Key Dataset Comparison Summary
| データセット |
発表年 |
データソース |
特徴 |
ライセンス |
| AFEW |
2012 |
映画 |
"In the Wild"の先駆け |
非営利のみ |
| CAER |
2019 |
テレビ番組 |
大規模、商用利用可 |
公開 |
| DFEW |
2020 |
映画 |
多様な撮影条件(照明、背景など) |
非営利のみ |
| FERV39K |
2022 |
様々 |
シーン(場面)の概念を導入 |
非営利のみ |
| MAFW |
2022 |
様々 |
音声、複合感情、テキスト記述付き |
非営利のみ |
Summary
Datasets for facial expression recognition are not merely filmed in "natural environments," but also consider
- in what kind of scene (FERV39K)
- whether multiple emotions are mixed (MAFW)
- how it relates to other information, such as voice and behavior (MAFW)
and other morea shift towards context-aware approacheshas been observed.

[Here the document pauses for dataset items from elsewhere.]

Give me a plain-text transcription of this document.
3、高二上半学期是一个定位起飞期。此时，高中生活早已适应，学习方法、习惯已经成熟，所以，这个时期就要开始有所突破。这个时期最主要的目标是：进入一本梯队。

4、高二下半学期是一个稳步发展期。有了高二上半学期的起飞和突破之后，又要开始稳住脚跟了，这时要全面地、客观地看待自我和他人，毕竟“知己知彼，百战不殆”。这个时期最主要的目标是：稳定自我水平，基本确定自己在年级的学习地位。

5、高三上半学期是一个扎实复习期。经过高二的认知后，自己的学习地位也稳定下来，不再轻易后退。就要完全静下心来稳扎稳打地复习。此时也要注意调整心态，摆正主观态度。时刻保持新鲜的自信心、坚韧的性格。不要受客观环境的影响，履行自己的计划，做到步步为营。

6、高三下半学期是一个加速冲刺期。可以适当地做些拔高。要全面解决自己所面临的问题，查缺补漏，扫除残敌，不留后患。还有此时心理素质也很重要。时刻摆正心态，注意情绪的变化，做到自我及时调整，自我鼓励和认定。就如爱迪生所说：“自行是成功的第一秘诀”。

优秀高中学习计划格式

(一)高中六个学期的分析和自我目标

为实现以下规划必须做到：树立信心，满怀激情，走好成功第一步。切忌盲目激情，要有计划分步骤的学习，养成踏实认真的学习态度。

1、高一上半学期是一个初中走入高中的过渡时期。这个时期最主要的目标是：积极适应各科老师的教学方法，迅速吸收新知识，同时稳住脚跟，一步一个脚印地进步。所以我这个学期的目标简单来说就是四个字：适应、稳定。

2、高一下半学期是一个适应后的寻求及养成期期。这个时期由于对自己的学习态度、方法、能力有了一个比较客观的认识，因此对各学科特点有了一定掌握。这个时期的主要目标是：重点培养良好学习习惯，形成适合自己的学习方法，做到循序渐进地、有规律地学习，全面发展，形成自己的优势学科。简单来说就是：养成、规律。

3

Furthermore, most cutting-edge datasets are currently restricted to research purposes, posing significant challenges for business implementation.
Moving forward, we anticipate the emergence of datasets that overcome licensing issues, cover a wider range of ethnicities, cultures, and age groups, and are capable of capturing more complex emotions.
I'm excited to see the technological advancements these datasets will enable.
Note: While this blog post was written after consulting research papers to ensure accuracy, please refer to the original papers for precise information.